No one likes ferrying around a belligerent passenger, but in some instances, passengers (especially drunk ones) can cross the line from obnoxious to downright dangerous. Remember that protecting your own health and safety is the most important thing—much more important than any fare, bonus earnings, or rating on an app.
If you have reason to fear for your safety upon stopping to pick up your passengers or during the ride, don’t be afraid to take whatever actions are necessary to protect yourself. These actions might include insisting that the passenger sit in (and remain in) the backseat, firmly reminding the passenger to keep their hands to themselves, or even cutting the ride short. If you must cut short a ride, make sure that you drop the passenger off at a well-lit public place with plenty of witnesses, not in a dark alley or remote parking area where the aggressive passenger could have more opportunity to get physical.
Assault is assault, and if a passenger physically or sexually assaulted you in any way while you were acting as a rideshare driver, it’s essential that you report the crime—not just to Uber or Lyft, but also to the authorities, who can hold the perpetrator criminally accountable.
When Rideshare Drivers Should Bring in an Attorney for an Injury Matter
If you sustain serious injuries in circumstances for which you think someone else’s negligence may be to blame, it’s a good idea to at least speak with an experienced rideshare attorney—for free—about your options. A serious injury doesn’t have to be life-threatening or catastrophic.
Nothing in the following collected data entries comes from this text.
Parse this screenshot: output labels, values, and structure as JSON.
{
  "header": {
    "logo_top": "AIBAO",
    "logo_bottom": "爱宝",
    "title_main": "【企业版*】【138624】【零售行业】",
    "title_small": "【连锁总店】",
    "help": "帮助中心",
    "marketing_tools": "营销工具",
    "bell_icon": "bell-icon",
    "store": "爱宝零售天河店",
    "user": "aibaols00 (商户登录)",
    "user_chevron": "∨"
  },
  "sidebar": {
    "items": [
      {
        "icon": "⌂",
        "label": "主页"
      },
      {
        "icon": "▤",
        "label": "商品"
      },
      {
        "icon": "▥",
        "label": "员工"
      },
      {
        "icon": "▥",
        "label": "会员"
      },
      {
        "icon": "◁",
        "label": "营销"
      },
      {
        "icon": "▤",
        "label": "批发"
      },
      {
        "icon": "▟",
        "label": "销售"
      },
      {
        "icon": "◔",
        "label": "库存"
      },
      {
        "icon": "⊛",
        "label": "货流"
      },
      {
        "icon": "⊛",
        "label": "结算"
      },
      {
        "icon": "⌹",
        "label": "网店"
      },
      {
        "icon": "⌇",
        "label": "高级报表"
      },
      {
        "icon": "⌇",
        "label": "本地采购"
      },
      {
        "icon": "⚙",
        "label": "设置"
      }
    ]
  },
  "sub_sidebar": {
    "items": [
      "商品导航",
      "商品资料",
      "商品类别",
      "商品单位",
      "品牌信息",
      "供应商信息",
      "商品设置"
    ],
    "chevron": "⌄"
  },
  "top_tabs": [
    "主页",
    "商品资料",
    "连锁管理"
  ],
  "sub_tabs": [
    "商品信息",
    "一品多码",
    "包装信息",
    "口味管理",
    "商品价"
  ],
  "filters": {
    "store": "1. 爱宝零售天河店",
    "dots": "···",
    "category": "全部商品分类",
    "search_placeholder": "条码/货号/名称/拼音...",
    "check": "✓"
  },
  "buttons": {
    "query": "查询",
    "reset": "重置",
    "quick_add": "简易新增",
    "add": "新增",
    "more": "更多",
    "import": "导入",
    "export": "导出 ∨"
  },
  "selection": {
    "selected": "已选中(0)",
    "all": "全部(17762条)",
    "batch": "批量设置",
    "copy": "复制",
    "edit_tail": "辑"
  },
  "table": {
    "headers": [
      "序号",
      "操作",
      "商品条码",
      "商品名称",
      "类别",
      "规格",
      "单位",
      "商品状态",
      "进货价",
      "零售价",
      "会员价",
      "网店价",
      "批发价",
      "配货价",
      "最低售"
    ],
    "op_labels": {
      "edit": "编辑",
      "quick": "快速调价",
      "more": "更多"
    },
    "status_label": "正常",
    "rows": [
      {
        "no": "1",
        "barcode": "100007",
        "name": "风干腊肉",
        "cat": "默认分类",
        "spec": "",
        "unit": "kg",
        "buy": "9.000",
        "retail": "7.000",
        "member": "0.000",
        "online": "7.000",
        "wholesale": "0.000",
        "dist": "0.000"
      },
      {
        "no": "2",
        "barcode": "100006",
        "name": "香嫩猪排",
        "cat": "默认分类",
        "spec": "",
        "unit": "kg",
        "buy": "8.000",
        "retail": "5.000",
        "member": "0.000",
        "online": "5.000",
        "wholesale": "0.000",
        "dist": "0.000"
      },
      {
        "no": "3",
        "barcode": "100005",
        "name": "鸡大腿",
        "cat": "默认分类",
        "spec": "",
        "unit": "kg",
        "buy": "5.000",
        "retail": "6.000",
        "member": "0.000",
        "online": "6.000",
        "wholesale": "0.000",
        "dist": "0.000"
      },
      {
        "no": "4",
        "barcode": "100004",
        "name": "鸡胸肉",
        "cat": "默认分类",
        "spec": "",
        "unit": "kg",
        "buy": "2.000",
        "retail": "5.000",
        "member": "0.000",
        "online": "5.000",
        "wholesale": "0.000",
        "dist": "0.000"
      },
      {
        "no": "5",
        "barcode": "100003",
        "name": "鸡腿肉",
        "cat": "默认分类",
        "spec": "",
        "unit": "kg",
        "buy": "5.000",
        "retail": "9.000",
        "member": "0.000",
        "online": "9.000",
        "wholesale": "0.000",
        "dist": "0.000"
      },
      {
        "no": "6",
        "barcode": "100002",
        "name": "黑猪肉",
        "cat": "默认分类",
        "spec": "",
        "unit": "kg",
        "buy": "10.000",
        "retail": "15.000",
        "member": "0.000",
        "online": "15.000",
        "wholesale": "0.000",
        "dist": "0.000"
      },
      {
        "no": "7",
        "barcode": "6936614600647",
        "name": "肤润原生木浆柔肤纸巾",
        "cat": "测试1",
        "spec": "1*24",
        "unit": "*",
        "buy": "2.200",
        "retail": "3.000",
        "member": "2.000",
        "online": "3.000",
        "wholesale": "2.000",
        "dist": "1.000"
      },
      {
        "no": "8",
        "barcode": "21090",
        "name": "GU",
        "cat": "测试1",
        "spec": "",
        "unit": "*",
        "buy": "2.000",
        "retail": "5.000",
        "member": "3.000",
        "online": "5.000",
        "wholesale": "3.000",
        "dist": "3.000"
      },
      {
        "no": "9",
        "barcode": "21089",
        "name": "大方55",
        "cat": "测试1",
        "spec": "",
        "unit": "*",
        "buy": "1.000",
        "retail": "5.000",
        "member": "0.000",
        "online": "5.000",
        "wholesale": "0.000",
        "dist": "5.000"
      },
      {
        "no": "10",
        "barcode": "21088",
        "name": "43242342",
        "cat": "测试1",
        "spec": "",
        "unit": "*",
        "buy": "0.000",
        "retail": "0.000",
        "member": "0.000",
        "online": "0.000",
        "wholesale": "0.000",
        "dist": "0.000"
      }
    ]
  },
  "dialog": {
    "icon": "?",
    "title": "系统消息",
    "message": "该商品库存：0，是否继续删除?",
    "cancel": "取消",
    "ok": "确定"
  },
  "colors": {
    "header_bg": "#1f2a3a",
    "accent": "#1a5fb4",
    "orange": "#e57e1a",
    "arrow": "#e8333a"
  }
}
Any injury that gets in the way of your life in significant, long-term ways may be the grounds for a lawsuit.
If you were hurt on the job while in a traditional employment arrangement, rather than engaging in app-based gig work, you would be eligible for benefits like medical bill coverage and disability payments through worker’s compensation insurance. Since you’re considered an independent contractor instead of an employee, you won’t qualify for these benefits.
Sorting out liability for a personal injury claim you sustained while working may be tricky. An attorney who is familiar with the intricacies of personal injury law can examine your case from all angles to identify all possible defendants.